Sunday, October 11, 2015

They've Mapped The Imagination

A few years ago I wrote an article about maps, Mallorca's maps. It was about a function of maps that went beyond the obvious. It said: "Maps should map the imagination. A map of Mallorca should be a map of Mallorca's imagination". It was an article that visited a theme I have touched on periodically: the power of stories, those that have been written and spoken and those which are untold.

Behind the facts of Mallorca's history - the battles, the feuds, the buildings, the plagues - there are the stories. It is these which give history greater meaning. They are variously social commentary and observation or fantasy, but even the fantasy is rooted in certain realities, those of oral tradition, the passing of the fantastic tale from generation to generation, itself a product of myth, superstition, the land or sea.

Mapping imagination is all this. Stories told and stories untold. The fantastic or the factual, and those which combine both. And within Mallorca there is a denseness of stories, the consequence of its smallness, of its remoteness and insularity, of its fears and anxieties and of its essential folkloric tradition - when you are cut off and separated as Mallorca was, the stories acquire a uniqueness and difference.

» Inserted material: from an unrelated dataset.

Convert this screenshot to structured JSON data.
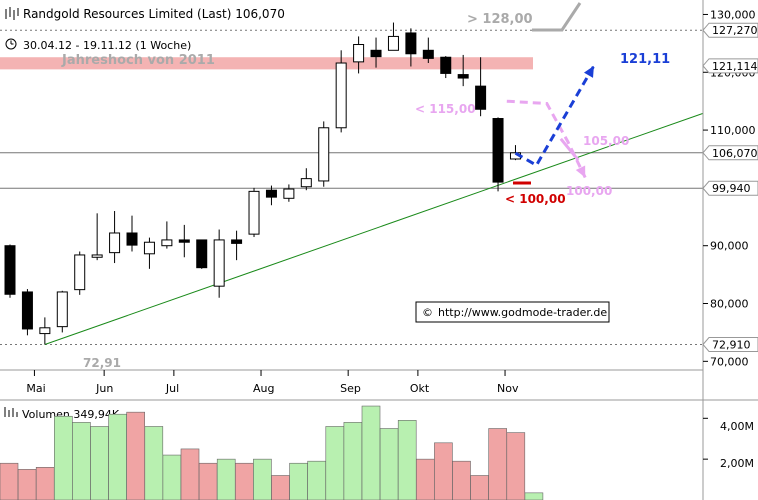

The literary and story-telling tradition is centuries old. Its first true manifestation dates from the later thirteenth century. Ramon Llull's "Blanquerna" was a semi-autobiograhical novel of fact and fiction, the hero - Blanquerna - leaving the family home to devote himself to God, to aspire to become pope, to become a hermit in order to dedicate himself completely to God.

Llull was one of those who was name-checked at the launch of Walking on Words last weekend. This initiative combines walking routes (which might equally be cycling or driving routes) with the literary heritage of Mallorca in its different guises - the observational documentary, the novel, the poetic, the folkloric and the fantasy. Across the island there are main centres: Ca N'Alluny, Robert Graves' house in Deya; Casa Llorenç Villalonga in Binissalem; Can Llobera in Pollensa; the Institució Alcover in Manacor, among others.

Between them, these four centres capture these different elements of the island's literary tradition. Graves, the poet, the novelist, weaving an alien's perspective into a Mallorcan framework; Villalonga, the author of the modern tradition with his at times scathing insights into the presence of the early tourists (well before the boom); Miquel Costa i Llobera, fundamental to the new school of Mallorcan poetry and literature; Antoni Maria Alcover, the keeper of the oral tradition, the promoter of the fantastic and the folkloric - Mallorca's "rondalles", the island's fairy and other folk tales.

But of these, there is an intermingling of elements. Costa i Llobera's "El Pi de Formentor", perhaps the best known of all Mallorca's poems, was one of the purest expressions of the Mallorcan imagination, borrowing from a folk tradition inspired by the landscape. Graves drew on this landscape, one that had enchanted and captivated him. For Villalonga, there was the shifting nature of society and how it determined the landscape, and he was one who was as willing to highlight local pretensions - those of Mallorca's nobility - as he was those of the incomers.

These are, though, but a select few of the writers that the walks embrace. There are all the others, the familiar and less familiar: the Archduke Louis Salvador, Agatha Christie, Jorge Luis Borges, Joan Alcover, Rafel Ginard. And there is also Jules Verne, whose place in Mallorca's literary and touristic past is often overlooked. When a nascent tourism industry was founded in the early twentieth century, it was to France that Mallorca looked as much as it ever did to Britain. This was to be tourism akin to the French Riviera, a winter tourism of mild weather before the Americans, French and Germans invented the suntan and so the whole notion of the summer vacation. And with winter in mind, there is also George Sand and her variously complimentary and condemnatory observations of Valldemossa and Mallorca.

I am intrigued by Walking on Words. Intrigued but also pleased. At the launch presentation, they handed out a map. A map of Mallorca with the routes and the authors. A map of Mallorca's imagination. I salute them.